Theoretical and pragmatic constraints reflect the value-laden nature of the concept of democracy and claims made about it. Theoretical accounts are normative, describing democracy as an ideal, even when theories are informed by consideration of democracies as they have appeared in practice. Pragmatic considerations are aspirational. The judgment of how successful the production of new knowledge is when using particular measures depends in large part on the ends that knowledge is to serve. The assessment is not merely instrumental, but also requires considering the worth of those ends—a further value judgment.

That China promotes a conception of itself as democratic both within its borders and to the international community speaks to a desire to engage and prevail in the debate about values.
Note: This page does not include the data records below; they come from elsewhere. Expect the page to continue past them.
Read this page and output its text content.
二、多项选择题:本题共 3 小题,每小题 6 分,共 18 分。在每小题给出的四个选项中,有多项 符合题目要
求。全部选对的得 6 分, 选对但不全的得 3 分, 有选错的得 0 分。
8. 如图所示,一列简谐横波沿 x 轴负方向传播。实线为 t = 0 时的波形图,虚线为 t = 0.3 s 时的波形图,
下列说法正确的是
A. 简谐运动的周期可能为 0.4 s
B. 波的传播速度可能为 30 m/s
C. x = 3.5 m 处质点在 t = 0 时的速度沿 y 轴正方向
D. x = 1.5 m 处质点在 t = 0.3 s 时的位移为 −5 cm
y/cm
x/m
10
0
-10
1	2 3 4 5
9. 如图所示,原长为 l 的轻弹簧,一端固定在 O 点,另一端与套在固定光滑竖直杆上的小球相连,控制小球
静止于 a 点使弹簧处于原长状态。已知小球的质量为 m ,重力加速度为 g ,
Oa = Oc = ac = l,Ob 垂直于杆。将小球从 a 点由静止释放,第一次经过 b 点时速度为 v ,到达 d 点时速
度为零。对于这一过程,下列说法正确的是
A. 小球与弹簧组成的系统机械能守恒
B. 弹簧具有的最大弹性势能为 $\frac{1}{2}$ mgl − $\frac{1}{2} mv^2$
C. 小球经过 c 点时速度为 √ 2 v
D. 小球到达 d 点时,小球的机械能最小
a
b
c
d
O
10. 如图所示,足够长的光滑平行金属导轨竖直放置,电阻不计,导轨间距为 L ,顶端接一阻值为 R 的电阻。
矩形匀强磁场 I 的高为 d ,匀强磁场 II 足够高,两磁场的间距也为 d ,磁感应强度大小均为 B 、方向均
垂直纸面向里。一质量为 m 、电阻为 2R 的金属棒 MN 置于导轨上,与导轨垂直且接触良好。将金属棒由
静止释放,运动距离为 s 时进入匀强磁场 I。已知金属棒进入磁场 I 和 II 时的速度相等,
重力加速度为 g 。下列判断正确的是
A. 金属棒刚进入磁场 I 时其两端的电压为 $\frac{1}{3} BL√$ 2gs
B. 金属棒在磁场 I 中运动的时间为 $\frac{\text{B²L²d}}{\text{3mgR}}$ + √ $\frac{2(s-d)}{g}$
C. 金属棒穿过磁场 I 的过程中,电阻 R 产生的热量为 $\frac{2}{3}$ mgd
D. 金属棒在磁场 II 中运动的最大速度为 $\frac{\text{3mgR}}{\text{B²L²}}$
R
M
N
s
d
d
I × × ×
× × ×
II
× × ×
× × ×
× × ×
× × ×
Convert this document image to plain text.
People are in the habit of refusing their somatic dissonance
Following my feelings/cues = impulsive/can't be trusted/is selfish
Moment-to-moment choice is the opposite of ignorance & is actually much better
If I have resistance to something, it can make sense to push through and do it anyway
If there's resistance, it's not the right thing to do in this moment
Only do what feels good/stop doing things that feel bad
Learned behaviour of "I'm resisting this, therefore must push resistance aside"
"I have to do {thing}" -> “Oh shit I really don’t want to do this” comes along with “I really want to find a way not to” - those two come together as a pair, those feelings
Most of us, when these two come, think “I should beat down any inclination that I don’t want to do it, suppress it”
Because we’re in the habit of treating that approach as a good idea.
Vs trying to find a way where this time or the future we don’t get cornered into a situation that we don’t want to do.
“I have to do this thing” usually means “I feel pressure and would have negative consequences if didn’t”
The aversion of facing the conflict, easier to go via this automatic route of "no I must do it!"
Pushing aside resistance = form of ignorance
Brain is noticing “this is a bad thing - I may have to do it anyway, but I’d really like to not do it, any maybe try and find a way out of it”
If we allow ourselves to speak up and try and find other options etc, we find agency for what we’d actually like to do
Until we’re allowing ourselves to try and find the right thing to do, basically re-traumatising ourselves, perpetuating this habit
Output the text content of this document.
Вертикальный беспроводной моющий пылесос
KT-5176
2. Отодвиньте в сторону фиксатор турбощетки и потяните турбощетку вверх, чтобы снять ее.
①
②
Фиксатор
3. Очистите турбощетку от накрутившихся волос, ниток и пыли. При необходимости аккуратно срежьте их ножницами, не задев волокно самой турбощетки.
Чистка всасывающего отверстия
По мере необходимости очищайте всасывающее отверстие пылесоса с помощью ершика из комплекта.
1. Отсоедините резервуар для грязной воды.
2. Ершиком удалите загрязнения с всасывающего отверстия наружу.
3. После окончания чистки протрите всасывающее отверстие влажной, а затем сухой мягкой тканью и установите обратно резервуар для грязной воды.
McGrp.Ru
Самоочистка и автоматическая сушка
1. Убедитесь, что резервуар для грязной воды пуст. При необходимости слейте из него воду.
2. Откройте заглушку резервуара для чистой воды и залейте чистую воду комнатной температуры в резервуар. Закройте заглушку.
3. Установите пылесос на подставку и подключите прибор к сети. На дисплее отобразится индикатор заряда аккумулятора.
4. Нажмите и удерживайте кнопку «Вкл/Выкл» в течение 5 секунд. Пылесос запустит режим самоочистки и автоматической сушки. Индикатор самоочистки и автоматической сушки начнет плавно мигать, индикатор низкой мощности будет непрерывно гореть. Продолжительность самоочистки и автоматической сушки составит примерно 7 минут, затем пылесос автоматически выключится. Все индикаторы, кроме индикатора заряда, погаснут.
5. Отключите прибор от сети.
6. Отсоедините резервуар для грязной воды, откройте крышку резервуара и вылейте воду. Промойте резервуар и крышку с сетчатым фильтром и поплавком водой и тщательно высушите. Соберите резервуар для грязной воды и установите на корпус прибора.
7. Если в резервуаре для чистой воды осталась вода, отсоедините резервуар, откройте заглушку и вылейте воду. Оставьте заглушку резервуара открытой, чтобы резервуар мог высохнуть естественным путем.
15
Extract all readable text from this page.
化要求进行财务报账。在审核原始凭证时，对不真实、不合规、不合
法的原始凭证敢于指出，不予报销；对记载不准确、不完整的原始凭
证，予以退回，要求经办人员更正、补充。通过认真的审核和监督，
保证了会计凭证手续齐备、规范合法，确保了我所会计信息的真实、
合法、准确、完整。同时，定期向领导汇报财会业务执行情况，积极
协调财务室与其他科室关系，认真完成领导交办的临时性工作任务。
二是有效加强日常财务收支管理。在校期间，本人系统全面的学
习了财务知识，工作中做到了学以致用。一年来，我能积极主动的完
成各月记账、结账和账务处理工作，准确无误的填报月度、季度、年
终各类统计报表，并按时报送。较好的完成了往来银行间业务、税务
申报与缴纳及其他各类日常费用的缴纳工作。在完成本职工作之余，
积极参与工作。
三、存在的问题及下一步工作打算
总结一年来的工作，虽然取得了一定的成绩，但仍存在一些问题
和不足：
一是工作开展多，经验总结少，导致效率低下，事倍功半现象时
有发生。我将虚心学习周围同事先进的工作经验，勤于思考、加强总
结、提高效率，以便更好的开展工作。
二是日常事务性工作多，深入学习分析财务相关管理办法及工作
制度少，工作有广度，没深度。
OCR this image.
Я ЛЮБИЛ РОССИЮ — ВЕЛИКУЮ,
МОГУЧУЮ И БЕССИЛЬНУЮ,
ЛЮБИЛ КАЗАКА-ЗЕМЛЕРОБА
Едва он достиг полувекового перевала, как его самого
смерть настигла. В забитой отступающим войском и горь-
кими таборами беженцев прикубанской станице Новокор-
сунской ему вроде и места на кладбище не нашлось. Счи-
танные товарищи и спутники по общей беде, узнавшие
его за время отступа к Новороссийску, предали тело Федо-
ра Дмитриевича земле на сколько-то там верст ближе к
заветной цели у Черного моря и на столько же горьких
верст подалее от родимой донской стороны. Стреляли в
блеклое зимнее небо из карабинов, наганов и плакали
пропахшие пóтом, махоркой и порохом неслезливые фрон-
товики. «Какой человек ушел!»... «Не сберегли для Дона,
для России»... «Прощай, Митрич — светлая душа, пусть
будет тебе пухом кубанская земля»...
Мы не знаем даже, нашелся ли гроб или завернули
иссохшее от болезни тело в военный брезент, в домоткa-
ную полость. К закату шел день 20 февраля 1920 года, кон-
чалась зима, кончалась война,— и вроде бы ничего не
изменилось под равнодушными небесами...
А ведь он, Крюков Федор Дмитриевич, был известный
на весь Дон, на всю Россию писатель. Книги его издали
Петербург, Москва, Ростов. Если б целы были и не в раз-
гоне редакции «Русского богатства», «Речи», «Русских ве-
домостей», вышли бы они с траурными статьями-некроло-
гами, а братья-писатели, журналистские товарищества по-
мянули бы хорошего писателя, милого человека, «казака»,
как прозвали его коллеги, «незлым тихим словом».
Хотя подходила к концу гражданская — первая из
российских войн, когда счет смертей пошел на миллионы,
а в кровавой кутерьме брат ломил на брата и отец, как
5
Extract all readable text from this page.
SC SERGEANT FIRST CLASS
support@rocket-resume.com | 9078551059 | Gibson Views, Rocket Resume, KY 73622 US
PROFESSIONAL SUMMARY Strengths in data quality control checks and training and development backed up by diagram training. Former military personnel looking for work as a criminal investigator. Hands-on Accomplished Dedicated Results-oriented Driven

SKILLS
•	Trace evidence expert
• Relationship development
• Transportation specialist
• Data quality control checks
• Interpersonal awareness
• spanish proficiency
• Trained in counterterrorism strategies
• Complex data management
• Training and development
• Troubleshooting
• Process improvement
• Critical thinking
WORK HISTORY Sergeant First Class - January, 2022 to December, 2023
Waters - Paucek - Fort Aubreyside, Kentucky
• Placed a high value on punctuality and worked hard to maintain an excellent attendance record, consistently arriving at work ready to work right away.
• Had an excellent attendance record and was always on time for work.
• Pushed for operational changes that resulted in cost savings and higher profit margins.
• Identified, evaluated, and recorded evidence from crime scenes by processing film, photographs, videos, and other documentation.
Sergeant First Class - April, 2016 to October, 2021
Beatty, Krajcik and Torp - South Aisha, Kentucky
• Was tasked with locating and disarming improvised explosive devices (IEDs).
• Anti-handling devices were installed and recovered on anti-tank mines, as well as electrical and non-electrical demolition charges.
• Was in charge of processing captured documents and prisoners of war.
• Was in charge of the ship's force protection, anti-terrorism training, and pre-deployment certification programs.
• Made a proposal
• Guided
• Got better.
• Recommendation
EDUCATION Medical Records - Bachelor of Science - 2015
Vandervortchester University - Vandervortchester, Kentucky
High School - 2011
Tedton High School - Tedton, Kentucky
The question of whether democracy should be conceptualized and measured differently than it currently is depends on theory, how theoretical and empirical accounts hang together, but also on international debates about what political values should be promoted and what obligations regimes have to their citizens. Whether China can make the case to the international community consequently depends of these factors as well. Is it possible for the Chinese leadership to govern in a way that is consistent with the well-being of the people without protecting human rights and individual liberties? To what extent are human rights and liberties required in a democracy? While these questions require engagement with values, they also have an empirical component. Their answers will be mixed claims.

Using V-Dem measures, it is clear that China is not a democracy, but the account offered here indicates that the debate is not closed. Measurement of democracy is not standardized and some of the considerations about values and the aims of political science research suggest that more than one conception of democracy is likely to be needed.

Nonetheless, I have suggested an approach here under which measurement of complex social phenomenon can be considered objective. There are grounds upon which to make the claims about which regimes are democratic and to what extent, and there are ways to evaluate those claims. Our specification of the concept through its social/historical/theoretical sources, the body of knowledge in which measures are embedded, and the practices through which the measures are produced and used provide the needed constraints and a coherence objectivity for such claims.